78. agusti - January 20, 2010 at 09:54 am
This article raises lots of questions, some the author intended and perhaps some she did not. As a doctoral student at an ivy-league institution who is not from an "ivy-league" background, I was surprised upon arriving at said ILU at the sort of "keeping up with the Joneses" mentality of my fellow PhD students, who seemed to be worried about things a lot like the ones Benson mentions - clothes, cars, vacations [ok, Benson doesn't mention vacations] etc., all of which seemed completely absurd to me as I assumed that everyone knew that we were all just "playing professor" until we found out which small handful of us would actually get jobs in the field we were studying. Of course we couldn't afford to dress like our professors, drive cars like our professors, eat in the same restaurants as our professors (or any restaurant, for that matter).

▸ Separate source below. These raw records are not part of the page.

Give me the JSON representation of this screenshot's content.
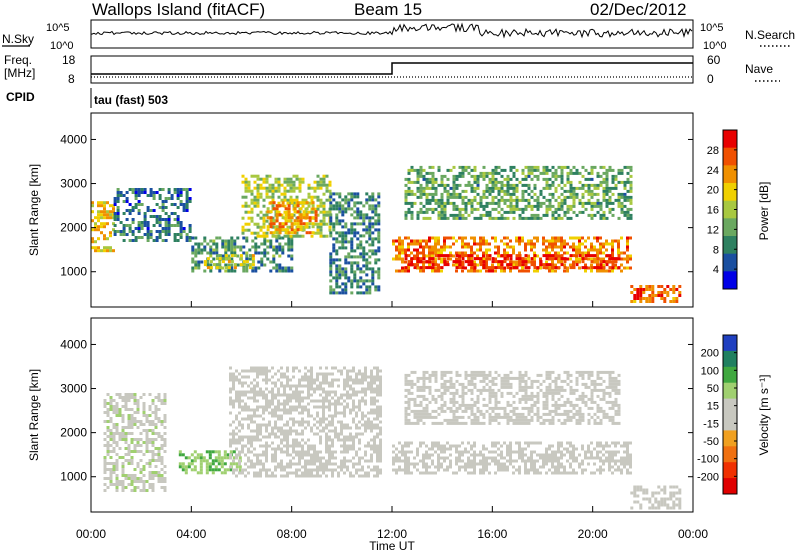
{
  "header": {
    "title": "Wallops Island (fitACF)",
    "beam": "Beam 15",
    "date": "02/Dec/2012"
  },
  "top_panels": {
    "nsky_label": "N.Sky",
    "nsky_ticks": [
      "10^5",
      "10^0"
    ],
    "nsearch_label": "N.Search",
    "nsearch_ticks": [
      "10^5",
      "10^0"
    ],
    "freq_label": "Freq.",
    "freq_unit": "[MHz]",
    "freq_ticks": [
      "18",
      "8"
    ],
    "nave_label": "Nave",
    "nave_ticks": [
      "60",
      "0"
    ],
    "cpid_label": "CPID",
    "cpid_text": "tau (fast) 503"
  },
  "colors": {
    "power_scale": [
      "#0000e6",
      "#1a4fa0",
      "#2e8060",
      "#6aa860",
      "#a8c840",
      "#f0d000",
      "#f09000",
      "#f05000",
      "#e80000"
    ],
    "velocity_scale": [
      "#2040c0",
      "#208060",
      "#40a840",
      "#a0d070",
      "#c8c8c0",
      "#c8c8c0",
      "#f0a020",
      "#f07010",
      "#f03000",
      "#e00000"
    ]
  },
  "chart_data": [
    {
      "type": "heatmap",
      "title": "",
      "xlabel": "Time UT",
      "ylabel": "Slant Range [km]",
      "x_tick_labels": [
        "00:00",
        "04:00",
        "08:00",
        "12:00",
        "16:00",
        "20:00",
        "00:00"
      ],
      "y_tick_labels": [
        "1000",
        "2000",
        "3000",
        "4000"
      ],
      "xlim": [
        0,
        24
      ],
      "ylim": [
        200,
        4600
      ],
      "colorbar": {
        "label": "Power [dB]",
        "ticks": [
          "4",
          "8",
          "12",
          "16",
          "20",
          "24",
          "28"
        ],
        "range": [
          0,
          32
        ]
      },
      "regions": [
        {
          "t": [
            0.0,
            0.9
          ],
          "r": [
            1500,
            2600
          ],
          "value": 20
        },
        {
          "t": [
            0.9,
            4.0
          ],
          "r": [
            1700,
            2900
          ],
          "value": 8
        },
        {
          "t": [
            4.0,
            8.0
          ],
          "r": [
            1000,
            1800
          ],
          "value": 10
        },
        {
          "t": [
            4.5,
            6.5
          ],
          "r": [
            1100,
            1400
          ],
          "value": 18
        },
        {
          "t": [
            6.0,
            9.5
          ],
          "r": [
            1800,
            3200
          ],
          "value": 16
        },
        {
          "t": [
            7.0,
            9.0
          ],
          "r": [
            1900,
            2600
          ],
          "value": 22
        },
        {
          "t": [
            9.5,
            11.5
          ],
          "r": [
            500,
            2800
          ],
          "value": 9
        },
        {
          "t": [
            12.0,
            21.5
          ],
          "r": [
            1000,
            1800
          ],
          "value": 24
        },
        {
          "t": [
            12.5,
            21.0
          ],
          "r": [
            1100,
            1400
          ],
          "value": 30
        },
        {
          "t": [
            12.5,
            21.5
          ],
          "r": [
            2200,
            3400
          ],
          "value": 12
        },
        {
          "t": [
            21.5,
            23.5
          ],
          "r": [
            300,
            700
          ],
          "value": 26
        }
      ]
    },
    {
      "type": "heatmap",
      "title": "",
      "xlabel": "Time UT",
      "ylabel": "Slant Range [km]",
      "x_tick_labels": [
        "00:00",
        "04:00",
        "08:00",
        "12:00",
        "16:00",
        "20:00",
        "00:00"
      ],
      "y_tick_labels": [
        "1000",
        "2000",
        "3000",
        "4000"
      ],
      "xlim": [
        0,
        24
      ],
      "ylim": [
        200,
        4600
      ],
      "colorbar": {
        "label": "Velocity [m s⁻¹]",
        "ticks": [
          "200",
          "100",
          "50",
          "15",
          "-15",
          "-50",
          "-100",
          "-200"
        ],
        "range": [
          -250,
          250
        ]
      },
      "regions": [
        {
          "t": [
            0.5,
            3.0
          ],
          "r": [
            700,
            2900
          ],
          "value": 30
        },
        {
          "t": [
            3.5,
            6.0
          ],
          "r": [
            1100,
            1600
          ],
          "value": 90
        },
        {
          "t": [
            5.5,
            11.5
          ],
          "r": [
            1000,
            3500
          ],
          "value": 0
        },
        {
          "t": [
            12.0,
            21.5
          ],
          "r": [
            1100,
            1800
          ],
          "value": 0
        },
        {
          "t": [
            12.5,
            21.0
          ],
          "r": [
            2200,
            3400
          ],
          "value": 0
        },
        {
          "t": [
            21.5,
            23.5
          ],
          "r": [
            300,
            800
          ],
          "value": 0
        }
      ]
    }
  ]
}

Don't we all know that graduate school in an area like Dr Benson's (and most of our areas) is a wild gamble even when it's "free" (via assistantships/stipends etc) and and absoltuely insane one when it means going tens of thousands of dollars into debt? I would never have dreamed of borrowing so much as a dime to do what I have done, given the odds of landing a job that would let me pay it all back. I'd say, all thing considered, Benson gambled and WON - big.
Which brings me to my next point, which I'll begin by asking if anyone has taken a look at Dartmouth salaries lately. Last I checked (just now), an average AP salary at Dartmouth is about $80,000/year and that area of the country is certainly not among the most expensive there are (unless Benson wants to buy a home in downtown Hanover, in which case she's still trying to keep up with the Professor Joneses). How much debt do you have to be in to not be able to pay it down on a salary like that? Let's imagine she's carying $60,000 in debt. How hard would it be to live in NH on 3/4 of her salary (60k), pay 20k a year toward debt and be done with it in three years? On that schedule she could be well on her way to saving for kids' college tuition and a home well before many of us do.

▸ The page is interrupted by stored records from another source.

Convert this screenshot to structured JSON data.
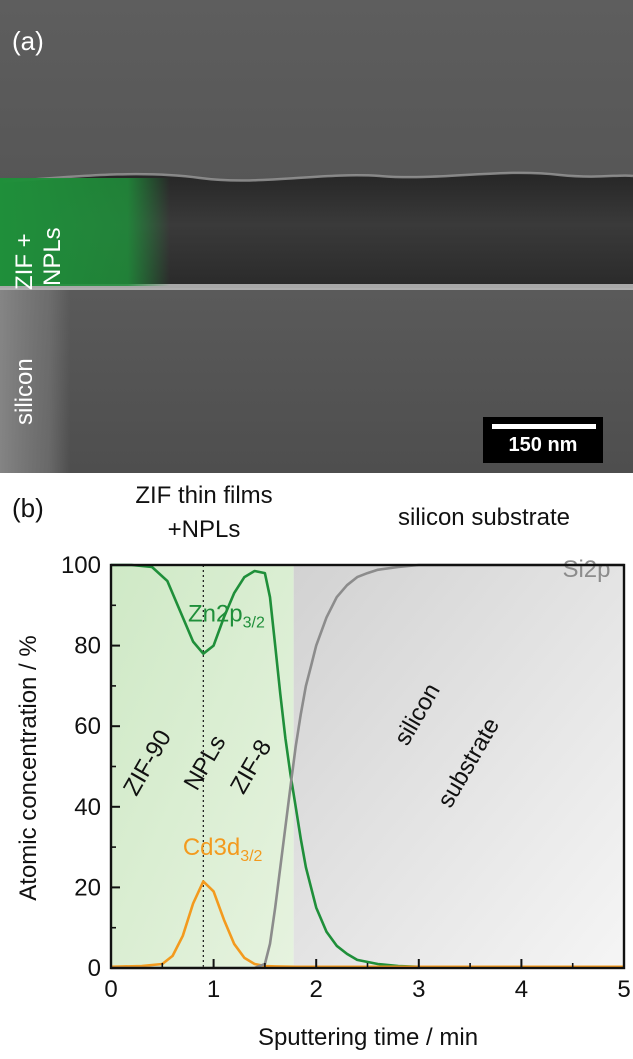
{
  "panel_a": {
    "label": "(a)",
    "layer_label_film": "ZIF +\nNPLs",
    "layer_label_substrate": "silicon",
    "scale_bar": "150 nm"
  },
  "panel_b": {
    "label": "(b)",
    "header_left_line1": "ZIF thin films",
    "header_left_line2": "+NPLs",
    "header_right": "silicon substrate"
  },
  "chart_data": {
    "type": "line",
    "xlabel": "Sputtering time / min",
    "ylabel": "Atomic concentration / %",
    "xlim": [
      0,
      5
    ],
    "ylim": [
      0,
      100
    ],
    "xticks": [
      0,
      1,
      2,
      3,
      4,
      5
    ],
    "yticks": [
      0,
      20,
      40,
      60,
      80,
      100
    ],
    "grid": false,
    "series": [
      {
        "name": "Zn2p3/2",
        "color": "#1f8f3a",
        "x": [
          0,
          0.2,
          0.4,
          0.55,
          0.7,
          0.8,
          0.9,
          1.0,
          1.1,
          1.2,
          1.3,
          1.4,
          1.5,
          1.55,
          1.6,
          1.65,
          1.7,
          1.75,
          1.8,
          1.85,
          1.9,
          2.0,
          2.1,
          2.2,
          2.3,
          2.4,
          2.6,
          2.8,
          3.0,
          4.0,
          5.0
        ],
        "y": [
          100,
          100,
          99.5,
          96,
          87,
          81,
          78,
          80,
          87,
          93,
          97,
          98.5,
          98,
          92,
          80,
          68,
          57,
          48,
          40,
          32,
          25,
          15,
          9,
          5.5,
          3.5,
          2,
          1,
          0.5,
          0.3,
          0.2,
          0.2
        ]
      },
      {
        "name": "Cd3d3/2",
        "color": "#f39a1e",
        "x": [
          0,
          0.3,
          0.5,
          0.6,
          0.7,
          0.8,
          0.9,
          1.0,
          1.1,
          1.2,
          1.3,
          1.4,
          1.5,
          1.6,
          1.8,
          2.0,
          3.0,
          5.0
        ],
        "y": [
          0.3,
          0.5,
          1,
          3,
          8,
          16,
          21.5,
          19,
          12,
          6,
          2.5,
          1,
          0.5,
          0.4,
          0.3,
          0.3,
          0.3,
          0.3
        ]
      },
      {
        "name": "Si2p",
        "color": "#8c8c8c",
        "x": [
          0,
          1.0,
          1.4,
          1.5,
          1.55,
          1.6,
          1.65,
          1.7,
          1.75,
          1.8,
          1.85,
          1.9,
          1.95,
          2.0,
          2.1,
          2.2,
          2.3,
          2.4,
          2.5,
          2.6,
          2.8,
          3.0,
          3.5,
          5.0
        ],
        "y": [
          0,
          0,
          0,
          1,
          6,
          15,
          25,
          35,
          45,
          55,
          63,
          70,
          75,
          80,
          87,
          92,
          95,
          97,
          98,
          98.8,
          99.5,
          100,
          100,
          100
        ]
      }
    ],
    "series_labels": [
      {
        "text": "Zn2p",
        "sub": "3/2",
        "x": 0.75,
        "y": 86,
        "color": "#1f8f3a"
      },
      {
        "text": "Cd3d",
        "sub": "3/2",
        "x": 0.7,
        "y": 28,
        "color": "#f39a1e"
      },
      {
        "text": "Si2p",
        "sub": "",
        "x": 4.4,
        "y": 97,
        "color": "#8c8c8c"
      }
    ],
    "annotations": [
      {
        "text": "ZIF-90",
        "x": 0.42,
        "y": 50,
        "angle": -60
      },
      {
        "text": "NPLs",
        "x": 0.98,
        "y": 50,
        "angle": -60
      },
      {
        "text": "ZIF-8",
        "x": 1.43,
        "y": 49,
        "angle": -60
      },
      {
        "text": "silicon",
        "x": 3.05,
        "y": 62,
        "angle": -60
      },
      {
        "text": "substrate",
        "x": 3.55,
        "y": 50,
        "angle": -60
      }
    ],
    "regions": [
      {
        "from": 0,
        "to": 1.78,
        "name": "ZIF thin films",
        "color": "#cfe9c6"
      },
      {
        "from": 1.78,
        "to": 5,
        "name": "silicon substrate",
        "color": "#d9d9d9"
      }
    ],
    "marker_line_x": 0.9
  }
}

Not knowing what the exact figures are, it's hard to know how much of a "hole" she is really in, but I'd say it has to be pretty damn deep to not be able to get out of it on 80k/year.

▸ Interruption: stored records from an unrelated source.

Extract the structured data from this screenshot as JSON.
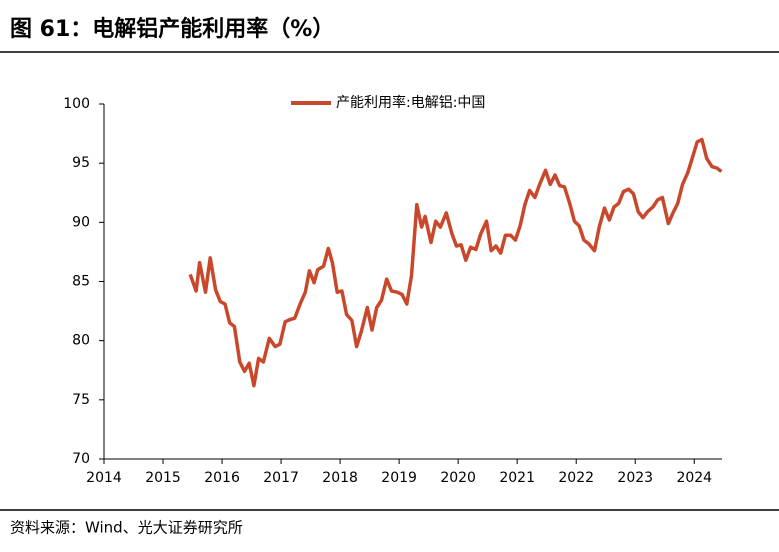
{
  "chart_data": {
    "type": "line",
    "title": "图 61：电解铝产能利用率（%）",
    "source": "资料来源：Wind、光大证券研究所",
    "x": [
      2015.46,
      2015.56,
      2015.62,
      2015.72,
      2015.8,
      2015.89,
      2015.97,
      2016.05,
      2016.13,
      2016.21,
      2016.3,
      2016.38,
      2016.46,
      2016.54,
      2016.62,
      2016.7,
      2016.8,
      2016.9,
      2016.98,
      2017.07,
      2017.16,
      2017.23,
      2017.33,
      2017.41,
      2017.48,
      2017.56,
      2017.62,
      2017.72,
      2017.8,
      2017.87,
      2017.95,
      2018.03,
      2018.11,
      2018.2,
      2018.28,
      2018.36,
      2018.46,
      2018.54,
      2018.62,
      2018.7,
      2018.79,
      2018.87,
      2018.97,
      2019.05,
      2019.13,
      2019.21,
      2019.3,
      2019.38,
      2019.44,
      2019.54,
      2019.62,
      2019.7,
      2019.8,
      2019.89,
      2019.97,
      2020.05,
      2020.13,
      2020.21,
      2020.3,
      2020.38,
      2020.48,
      2020.56,
      2020.64,
      2020.72,
      2020.8,
      2020.89,
      2020.97,
      2021.05,
      2021.13,
      2021.21,
      2021.3,
      2021.38,
      2021.48,
      2021.56,
      2021.64,
      2021.72,
      2021.8,
      2021.89,
      2021.97,
      2022.05,
      2022.13,
      2022.21,
      2022.31,
      2022.39,
      2022.48,
      2022.56,
      2022.64,
      2022.72,
      2022.8,
      2022.89,
      2022.97,
      2023.05,
      2023.13,
      2023.21,
      2023.3,
      2023.38,
      2023.46,
      2023.56,
      2023.64,
      2023.72,
      2023.8,
      2023.89,
      2023.97,
      2024.05,
      2024.13,
      2024.21,
      2024.3,
      2024.38,
      2024.46
    ],
    "series": [
      {
        "name": "产能利用率:电解铝:中国",
        "color": "#c9482b",
        "values": [
          85.6,
          84.2,
          86.6,
          84.1,
          87.0,
          84.3,
          83.3,
          83.1,
          81.5,
          81.2,
          78.2,
          77.4,
          78.1,
          76.2,
          78.5,
          78.2,
          80.2,
          79.5,
          79.7,
          81.6,
          81.8,
          81.9,
          83.2,
          84.1,
          85.9,
          84.9,
          86.0,
          86.3,
          87.8,
          86.6,
          84.1,
          84.2,
          82.2,
          81.7,
          79.5,
          80.8,
          82.8,
          80.9,
          82.8,
          83.4,
          85.2,
          84.2,
          84.1,
          83.9,
          83.1,
          85.5,
          91.5,
          89.6,
          90.5,
          88.3,
          90.1,
          89.6,
          90.8,
          89.1,
          88.0,
          88.1,
          86.8,
          87.9,
          87.7,
          89.0,
          90.1,
          87.6,
          88.0,
          87.4,
          88.9,
          88.9,
          88.5,
          89.7,
          91.5,
          92.7,
          92.1,
          93.2,
          94.4,
          93.2,
          94.0,
          93.1,
          93.0,
          91.6,
          90.1,
          89.7,
          88.5,
          88.2,
          87.6,
          89.6,
          91.2,
          90.2,
          91.3,
          91.6,
          92.6,
          92.8,
          92.4,
          90.9,
          90.4,
          90.9,
          91.3,
          91.9,
          92.1,
          89.9,
          90.8,
          91.6,
          93.2,
          94.2,
          95.5,
          96.8,
          97.0,
          95.4,
          94.7,
          94.6,
          94.3
        ]
      }
    ],
    "xlim": [
      2014,
      2024.47
    ],
    "xticks": [
      2014,
      2015,
      2016,
      2017,
      2018,
      2019,
      2020,
      2021,
      2022,
      2023,
      2024
    ],
    "ylim": [
      70,
      100
    ],
    "yticks": [
      70,
      75,
      80,
      85,
      90,
      95,
      100
    ],
    "legend": "top"
  }
}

79. asknelly - January 24, 2010 at 07:42 am
This article left a funny impression on me - I interpreted many of its arguments as personal grievances that seem petty and narcissistic. (especially the off-topic deadbeat dad paragraph)
What is the average salary of a Dartmouth professor? $40K, 50, 60, 70+? If you have 100K in student loans, and a salary of $50K, your individual returns to education should still be very positive. (if your spending is modest)
My wife and I have a phd and a masters degree, and at the moment, we exist on about $30K a year (while paying down $30K in student loans). We are comfortable, happily living, without bitterness. We were fortunate to have the opportunity to chose academia over jobs with better fiscal rewards. Today we chose to work part-time, so we can volunteer our time to causes we enjoy. We chose not to own real estate (it's historically a bad investment anyways), or cars, or participate in consumerism. These are the choices we make, the choices we all have to make.
If you can't live on a Dartmouth salary, than I think its your spending that needs better managed. I don't feel sorry for you, nor do I imagine most readers will. The 'shame of poverty' mentioned here is a concept foreign to me - does a phd holder really live with such social insecurities? I thought academics were free of the trap of keeping up with the joneses?
I've always felt Americans make the mistake of comparing their personal wealth to that of CEOs, celebrities and athlete salaries, instead of comparing with similar jobs in other parts of the world. Your dollar buys more, locally, than probably any country on earth.